Twitter Bots: Why You Don’t Always Get What You Want When You Pay to Play

Twitter bots may get you more followers and retweets, but artificial influence isn’t a healthy indicator of marketing performance.

In this age of influencer marketing, in which followers and retweets are all-important indicators of marketing success, a new phenomenon is emerging: Twitter bots.  

According to a recent New York Times article, these computer programs are generally run by “shadowy companies that sell Twitter followers and retweets to celebrities, businesses, and anyone who wants to appear more popular or exert influence online.”

These bots essentially constitute large-scale identity theft, as they use the personal data — including names, profile pictures, and hometowns — of real twitter users. According to recent research from the University of Southern California and Indiana University, “as many as 48 million of Twitter’s reported active users — nearly 15% — are automated accounts designed to simulate real people.” Bot producers count on the economy of online influence, with businesses desperate to monetize a mass audience.

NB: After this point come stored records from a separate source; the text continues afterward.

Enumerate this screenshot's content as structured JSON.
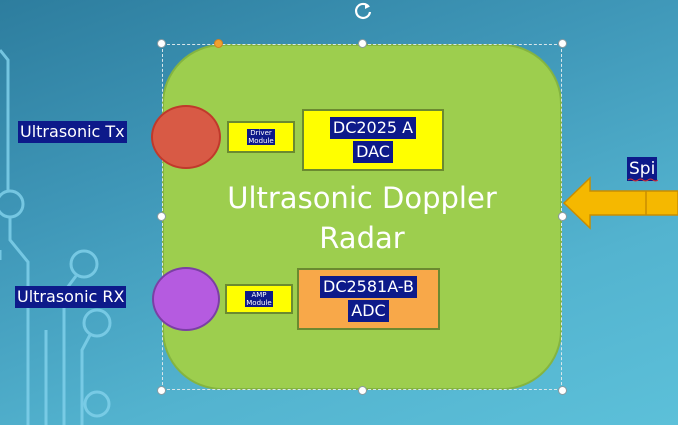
{
  "diagram": {
    "title_line1": "Ultrasonic Doppler",
    "title_line2": "Radar",
    "tx_label": "Ultrasonic Tx",
    "rx_label": "Ultrasonic RX",
    "driver_line1": "Driver",
    "driver_line2": "Module",
    "amp_line1": "AMP",
    "amp_line2": "Module",
    "dac_line1": "DC2025 A",
    "dac_line2": "DAC",
    "adc_line1": "DC2581A-B",
    "adc_line2": "ADC",
    "spi_label": "Spi"
  },
  "colors": {
    "shape_fill": "#9dce4e",
    "tx_fill": "#d85a45",
    "rx_fill": "#b55be0",
    "yellow_block": "#ffff00",
    "orange_block": "#f8a849",
    "arrow_fill": "#f5b800",
    "label_bg": "#0d1a8a"
  },
  "icons": {
    "rotate": "rotate-handle-icon",
    "arrow": "arrow-left-icon"
  }
}
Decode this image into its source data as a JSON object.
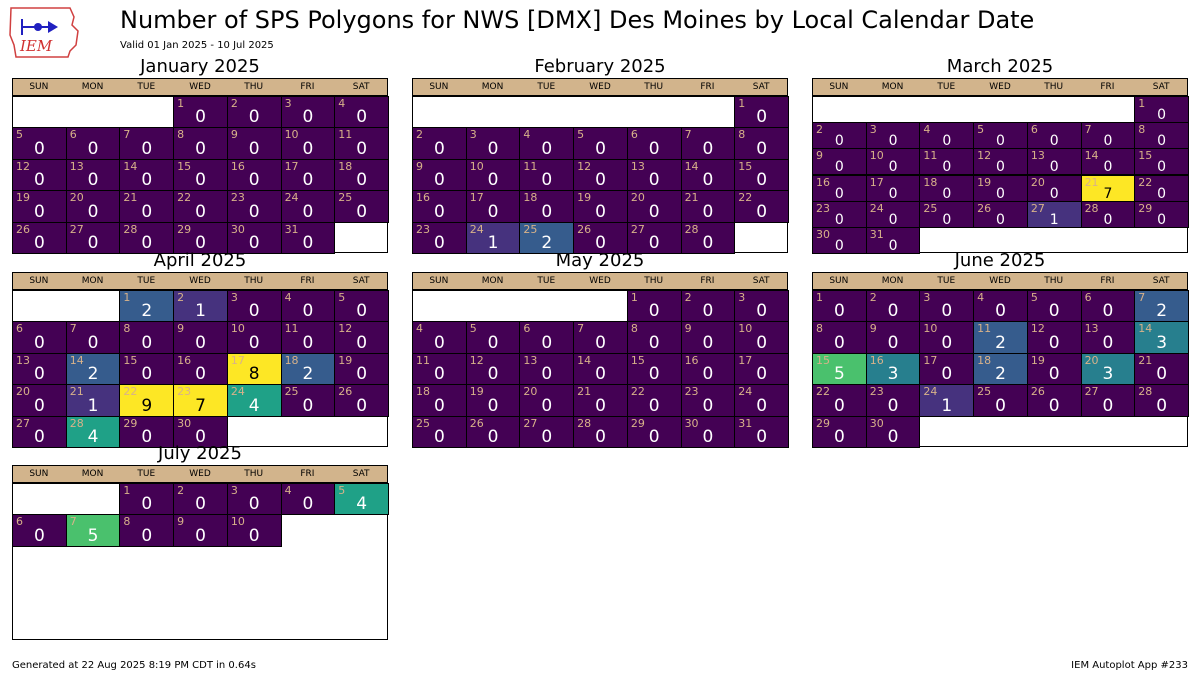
{
  "title": "Number of SPS Polygons for NWS [DMX] Des Moines by Local Calendar Date",
  "subtitle": "Valid 01 Jan 2025 - 10 Jul 2025",
  "logo_text": "IEM",
  "footer_left": "Generated at 22 Aug 2025 8:19 PM CDT in 0.64s",
  "footer_right": "IEM Autoplot App #233",
  "weekdays": [
    "SUN",
    "MON",
    "TUE",
    "WED",
    "THU",
    "FRI",
    "SAT"
  ],
  "colors": {
    "header": "#d2b48c",
    "daynum": "#d8b28a",
    "v0": "#440154",
    "v1": "#46327e",
    "v2": "#365c8d",
    "v3": "#277f8e",
    "v4": "#1fa187",
    "v5": "#4ac16d",
    "v7": "#fde725",
    "v8": "#fde725",
    "v9": "#fde725"
  },
  "chart_data": {
    "type": "heatmap",
    "title": "Number of SPS Polygons for NWS [DMX] Des Moines by Local Calendar Date",
    "months": [
      {
        "label": "January 2025",
        "start_weekday": 3,
        "days": 31,
        "values": [
          0,
          0,
          0,
          0,
          0,
          0,
          0,
          0,
          0,
          0,
          0,
          0,
          0,
          0,
          0,
          0,
          0,
          0,
          0,
          0,
          0,
          0,
          0,
          0,
          0,
          0,
          0,
          0,
          0,
          0,
          0
        ]
      },
      {
        "label": "February 2025",
        "start_weekday": 6,
        "days": 28,
        "values": [
          0,
          0,
          0,
          0,
          0,
          0,
          0,
          0,
          0,
          0,
          0,
          0,
          0,
          0,
          0,
          0,
          0,
          0,
          0,
          0,
          0,
          0,
          0,
          1,
          2,
          0,
          0,
          0
        ]
      },
      {
        "label": "March 2025",
        "start_weekday": 6,
        "days": 31,
        "values": [
          0,
          0,
          0,
          0,
          0,
          0,
          0,
          0,
          0,
          0,
          0,
          0,
          0,
          0,
          0,
          0,
          0,
          0,
          0,
          0,
          7,
          0,
          0,
          0,
          0,
          0,
          1,
          0,
          0,
          0,
          0
        ]
      },
      {
        "label": "April 2025",
        "start_weekday": 2,
        "days": 30,
        "values": [
          2,
          1,
          0,
          0,
          0,
          0,
          0,
          0,
          0,
          0,
          0,
          0,
          0,
          2,
          0,
          0,
          8,
          2,
          0,
          0,
          1,
          9,
          7,
          4,
          0,
          0,
          0,
          4,
          0,
          0
        ]
      },
      {
        "label": "May 2025",
        "start_weekday": 4,
        "days": 31,
        "values": [
          0,
          0,
          0,
          0,
          0,
          0,
          0,
          0,
          0,
          0,
          0,
          0,
          0,
          0,
          0,
          0,
          0,
          0,
          0,
          0,
          0,
          0,
          0,
          0,
          0,
          0,
          0,
          0,
          0,
          0,
          0
        ]
      },
      {
        "label": "June 2025",
        "start_weekday": 0,
        "days": 30,
        "values": [
          0,
          0,
          0,
          0,
          0,
          0,
          2,
          0,
          0,
          0,
          2,
          0,
          0,
          3,
          5,
          3,
          0,
          2,
          0,
          3,
          0,
          0,
          0,
          1,
          0,
          0,
          0,
          0,
          0,
          0
        ]
      },
      {
        "label": "July 2025",
        "start_weekday": 2,
        "days": 10,
        "values": [
          0,
          0,
          0,
          0,
          4,
          0,
          5,
          0,
          0,
          0
        ]
      }
    ]
  }
}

Why are Twitter bots around?

The temptation for businesses to buy followers is strong. Amplification bots, the specific type of Twitter bot most often favored by businesses, promise follows, retweets, and likes for those who buy them, boosting the visibility and “amplifying” the influence of buyers.

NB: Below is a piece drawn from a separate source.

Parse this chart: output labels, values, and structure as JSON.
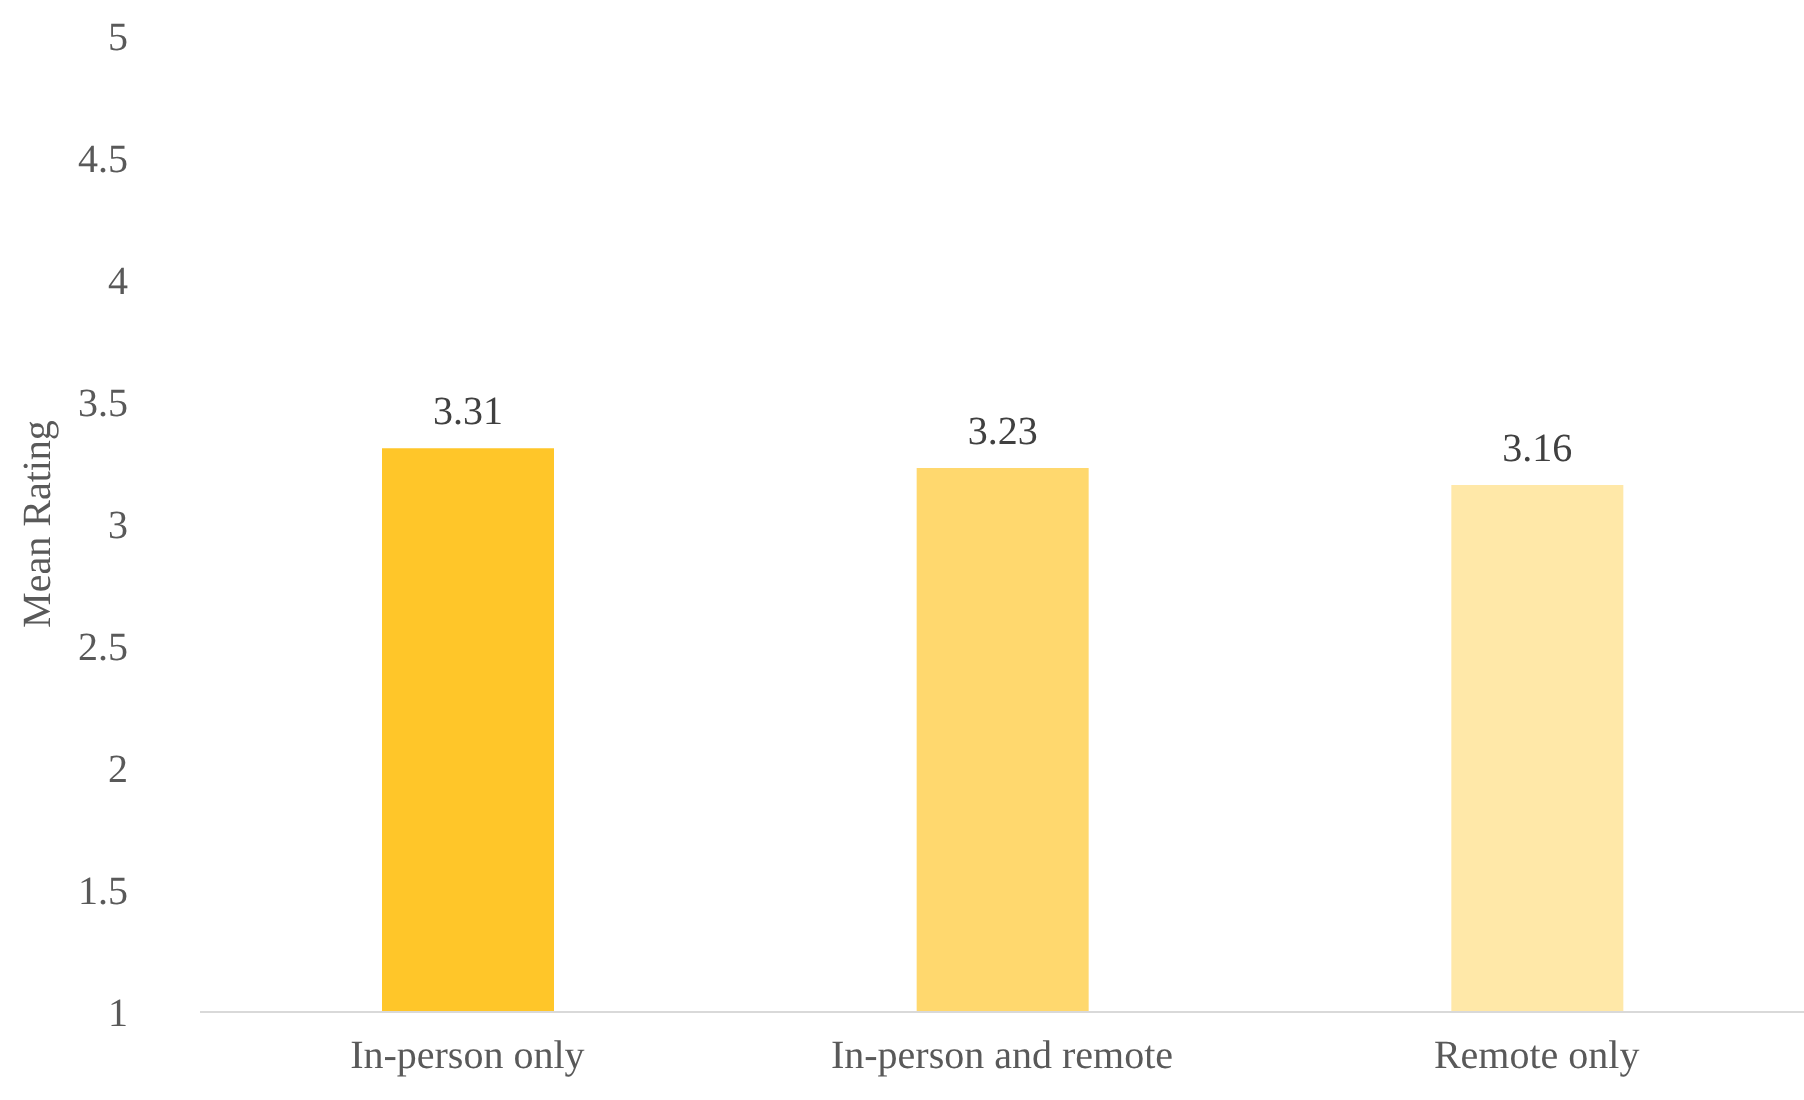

“This virtual status is a real-world currency,” say the New York Times writers, as follower counts play a role in determining “how potential customers evaluate businesses or products.”

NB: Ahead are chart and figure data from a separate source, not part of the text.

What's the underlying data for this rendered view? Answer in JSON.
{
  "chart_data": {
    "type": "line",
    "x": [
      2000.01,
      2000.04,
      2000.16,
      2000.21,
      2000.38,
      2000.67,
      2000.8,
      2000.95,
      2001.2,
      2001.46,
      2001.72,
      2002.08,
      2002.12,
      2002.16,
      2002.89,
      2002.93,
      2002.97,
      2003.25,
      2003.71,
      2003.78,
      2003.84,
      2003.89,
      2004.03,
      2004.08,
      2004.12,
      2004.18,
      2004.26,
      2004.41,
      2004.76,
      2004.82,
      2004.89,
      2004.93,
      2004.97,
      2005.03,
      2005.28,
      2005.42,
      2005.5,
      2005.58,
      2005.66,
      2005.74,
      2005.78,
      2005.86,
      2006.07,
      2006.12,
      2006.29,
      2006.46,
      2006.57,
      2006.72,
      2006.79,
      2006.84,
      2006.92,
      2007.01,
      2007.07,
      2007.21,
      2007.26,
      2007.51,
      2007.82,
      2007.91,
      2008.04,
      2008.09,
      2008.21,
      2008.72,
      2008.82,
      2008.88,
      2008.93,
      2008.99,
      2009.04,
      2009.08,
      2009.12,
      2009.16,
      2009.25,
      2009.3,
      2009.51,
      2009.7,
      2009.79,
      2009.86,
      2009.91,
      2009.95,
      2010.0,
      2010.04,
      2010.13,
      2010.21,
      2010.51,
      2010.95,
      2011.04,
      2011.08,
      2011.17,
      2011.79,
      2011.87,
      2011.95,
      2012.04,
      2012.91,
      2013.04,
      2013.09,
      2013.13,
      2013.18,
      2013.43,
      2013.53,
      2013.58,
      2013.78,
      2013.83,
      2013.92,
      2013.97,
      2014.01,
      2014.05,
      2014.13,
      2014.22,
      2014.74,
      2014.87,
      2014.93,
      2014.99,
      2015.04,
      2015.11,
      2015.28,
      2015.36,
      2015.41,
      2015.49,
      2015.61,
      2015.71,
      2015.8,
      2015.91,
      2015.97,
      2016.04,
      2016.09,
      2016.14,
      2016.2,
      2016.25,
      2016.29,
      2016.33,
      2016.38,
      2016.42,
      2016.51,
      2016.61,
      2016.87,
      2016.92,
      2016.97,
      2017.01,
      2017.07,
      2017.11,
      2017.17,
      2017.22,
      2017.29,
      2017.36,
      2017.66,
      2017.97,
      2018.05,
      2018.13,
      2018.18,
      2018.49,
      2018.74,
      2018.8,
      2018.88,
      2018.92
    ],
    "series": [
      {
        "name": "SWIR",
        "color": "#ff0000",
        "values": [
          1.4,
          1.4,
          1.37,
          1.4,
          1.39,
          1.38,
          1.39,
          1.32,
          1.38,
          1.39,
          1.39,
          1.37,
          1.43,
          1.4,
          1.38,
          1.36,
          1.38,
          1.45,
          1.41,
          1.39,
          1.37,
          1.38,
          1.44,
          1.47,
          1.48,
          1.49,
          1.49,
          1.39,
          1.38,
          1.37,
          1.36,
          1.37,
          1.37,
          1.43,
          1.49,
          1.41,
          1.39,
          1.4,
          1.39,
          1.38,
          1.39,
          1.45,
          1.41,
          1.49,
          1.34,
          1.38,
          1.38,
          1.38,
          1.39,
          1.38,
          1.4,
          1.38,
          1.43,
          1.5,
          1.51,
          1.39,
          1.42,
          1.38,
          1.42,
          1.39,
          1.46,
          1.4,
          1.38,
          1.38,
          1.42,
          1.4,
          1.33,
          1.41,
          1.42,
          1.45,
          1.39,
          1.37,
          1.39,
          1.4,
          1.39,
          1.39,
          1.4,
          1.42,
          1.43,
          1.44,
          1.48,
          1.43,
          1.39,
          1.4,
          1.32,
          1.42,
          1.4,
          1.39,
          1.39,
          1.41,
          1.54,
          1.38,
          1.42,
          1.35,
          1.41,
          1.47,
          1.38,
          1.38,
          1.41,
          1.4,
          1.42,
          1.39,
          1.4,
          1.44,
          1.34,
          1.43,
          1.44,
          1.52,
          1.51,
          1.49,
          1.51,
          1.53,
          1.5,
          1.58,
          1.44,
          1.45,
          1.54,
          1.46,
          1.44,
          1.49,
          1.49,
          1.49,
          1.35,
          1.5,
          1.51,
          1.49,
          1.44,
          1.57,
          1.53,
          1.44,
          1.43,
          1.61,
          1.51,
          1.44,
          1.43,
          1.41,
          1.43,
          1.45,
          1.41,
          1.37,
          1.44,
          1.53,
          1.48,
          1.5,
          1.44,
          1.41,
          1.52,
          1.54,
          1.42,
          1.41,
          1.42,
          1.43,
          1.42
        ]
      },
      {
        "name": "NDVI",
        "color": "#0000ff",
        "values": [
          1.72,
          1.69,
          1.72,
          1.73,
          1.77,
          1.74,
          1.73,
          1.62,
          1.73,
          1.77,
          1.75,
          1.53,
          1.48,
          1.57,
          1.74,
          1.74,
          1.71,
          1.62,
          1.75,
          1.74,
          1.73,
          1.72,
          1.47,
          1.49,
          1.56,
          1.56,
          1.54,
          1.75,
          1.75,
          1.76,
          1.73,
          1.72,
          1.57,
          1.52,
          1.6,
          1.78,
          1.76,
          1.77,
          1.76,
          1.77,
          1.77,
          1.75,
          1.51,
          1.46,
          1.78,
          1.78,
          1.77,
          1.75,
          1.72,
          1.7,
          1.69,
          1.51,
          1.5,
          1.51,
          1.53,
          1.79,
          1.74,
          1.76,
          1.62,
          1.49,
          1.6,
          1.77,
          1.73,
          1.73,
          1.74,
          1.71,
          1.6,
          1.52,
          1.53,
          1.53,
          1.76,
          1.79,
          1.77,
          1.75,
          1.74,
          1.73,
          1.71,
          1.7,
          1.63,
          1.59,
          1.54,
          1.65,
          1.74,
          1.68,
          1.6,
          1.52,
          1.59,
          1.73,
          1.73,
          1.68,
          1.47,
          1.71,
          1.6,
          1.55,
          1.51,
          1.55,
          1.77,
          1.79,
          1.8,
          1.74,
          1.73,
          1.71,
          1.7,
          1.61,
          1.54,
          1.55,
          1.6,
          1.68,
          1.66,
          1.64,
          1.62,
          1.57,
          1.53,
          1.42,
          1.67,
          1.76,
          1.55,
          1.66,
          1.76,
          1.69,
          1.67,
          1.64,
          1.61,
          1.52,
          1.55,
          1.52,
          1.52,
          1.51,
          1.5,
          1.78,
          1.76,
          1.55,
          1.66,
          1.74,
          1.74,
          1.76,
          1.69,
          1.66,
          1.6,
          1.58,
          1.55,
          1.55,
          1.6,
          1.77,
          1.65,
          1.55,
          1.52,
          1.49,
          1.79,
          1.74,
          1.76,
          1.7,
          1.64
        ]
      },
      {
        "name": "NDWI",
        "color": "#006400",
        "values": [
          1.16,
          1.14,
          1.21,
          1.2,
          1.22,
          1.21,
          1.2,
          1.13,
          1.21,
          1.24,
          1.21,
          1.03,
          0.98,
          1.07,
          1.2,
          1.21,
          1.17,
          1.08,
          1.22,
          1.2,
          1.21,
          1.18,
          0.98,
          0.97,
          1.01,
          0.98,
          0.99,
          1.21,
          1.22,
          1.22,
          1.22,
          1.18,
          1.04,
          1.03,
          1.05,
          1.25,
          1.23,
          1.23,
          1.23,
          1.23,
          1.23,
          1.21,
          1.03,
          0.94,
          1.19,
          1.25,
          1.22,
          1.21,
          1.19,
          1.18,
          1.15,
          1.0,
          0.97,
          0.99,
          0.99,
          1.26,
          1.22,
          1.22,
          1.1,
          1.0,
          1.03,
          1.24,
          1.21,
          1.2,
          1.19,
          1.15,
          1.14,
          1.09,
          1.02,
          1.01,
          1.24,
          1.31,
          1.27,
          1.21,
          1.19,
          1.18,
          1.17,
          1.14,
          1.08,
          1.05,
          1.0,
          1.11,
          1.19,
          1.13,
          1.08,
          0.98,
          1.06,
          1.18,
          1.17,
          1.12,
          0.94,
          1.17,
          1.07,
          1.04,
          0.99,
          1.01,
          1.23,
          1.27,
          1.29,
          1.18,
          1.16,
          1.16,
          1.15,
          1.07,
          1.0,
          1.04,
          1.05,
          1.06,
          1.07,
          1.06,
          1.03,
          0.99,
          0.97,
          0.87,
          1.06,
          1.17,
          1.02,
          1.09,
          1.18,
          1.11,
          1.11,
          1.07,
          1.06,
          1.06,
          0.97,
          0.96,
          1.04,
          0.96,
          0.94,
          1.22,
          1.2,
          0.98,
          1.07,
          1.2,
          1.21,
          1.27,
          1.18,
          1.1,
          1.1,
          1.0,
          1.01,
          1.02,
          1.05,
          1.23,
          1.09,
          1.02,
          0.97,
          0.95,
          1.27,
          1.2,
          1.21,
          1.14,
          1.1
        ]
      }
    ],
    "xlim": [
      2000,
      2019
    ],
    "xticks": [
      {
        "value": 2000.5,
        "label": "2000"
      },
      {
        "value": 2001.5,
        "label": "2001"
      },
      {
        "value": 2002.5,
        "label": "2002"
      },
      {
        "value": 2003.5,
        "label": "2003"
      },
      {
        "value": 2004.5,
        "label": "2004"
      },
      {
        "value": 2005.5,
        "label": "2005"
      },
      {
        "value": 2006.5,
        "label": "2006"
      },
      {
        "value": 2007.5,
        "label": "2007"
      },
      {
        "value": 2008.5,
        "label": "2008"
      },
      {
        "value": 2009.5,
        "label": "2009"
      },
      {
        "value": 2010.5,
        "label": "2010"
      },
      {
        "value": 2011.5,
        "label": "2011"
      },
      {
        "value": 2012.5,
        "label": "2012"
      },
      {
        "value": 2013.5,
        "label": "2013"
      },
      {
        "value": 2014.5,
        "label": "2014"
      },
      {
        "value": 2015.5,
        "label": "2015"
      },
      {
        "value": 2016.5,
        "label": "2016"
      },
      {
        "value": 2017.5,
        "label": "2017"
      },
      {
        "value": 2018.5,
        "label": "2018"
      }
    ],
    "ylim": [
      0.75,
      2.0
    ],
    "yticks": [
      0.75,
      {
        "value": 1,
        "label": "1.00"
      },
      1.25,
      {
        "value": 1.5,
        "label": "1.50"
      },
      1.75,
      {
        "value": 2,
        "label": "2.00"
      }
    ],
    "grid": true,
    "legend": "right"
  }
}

But as tempting as it may be, paying for followers can get you a lot more — or less — than you bargained for.

The bad news

For one thing, Twitter and other social media sites explicitly forbid buying or selling followers or retweets. While social media companies are more apt to penalize sellers than buyers, if you’re paying for followers, your business is engaging in what can best be described as shady practices.

While companies that sell bots describe their services as legitimate, these claims are shaky at best. They often promise “discretion,” but there’s no guarantee that their client records will remain private.

“It’s fraud,” says British rower and Olympic gold medalist James Cracknell, who regrets purchasing 50,000 followers. “People who judge by how many likes or how many followers, it’s not a healthy thing.”

The bottom line

Cracknell’s statement points to an important, though often overlooked truth about influencer marketing: While quantity of followers and amplification may be fruitful in the short-term, artificial influence isn’t a healthy indicator of market performance. It will ultimately be detrimental to your reputation, a far more important and illusive currency than followers.

“I tell anyone and everyone who ever asks that it’s a total scam,” says Marcus Holmlund, a freelance writer formerly tasked with buying followers for an international modeling agency. “It won’t boost their engagement.”

And there’s the bottom line: While businesses are under constant pressure to increase their social media presence, and bots carry a powerful lure, they are ultimately an ineffective scam.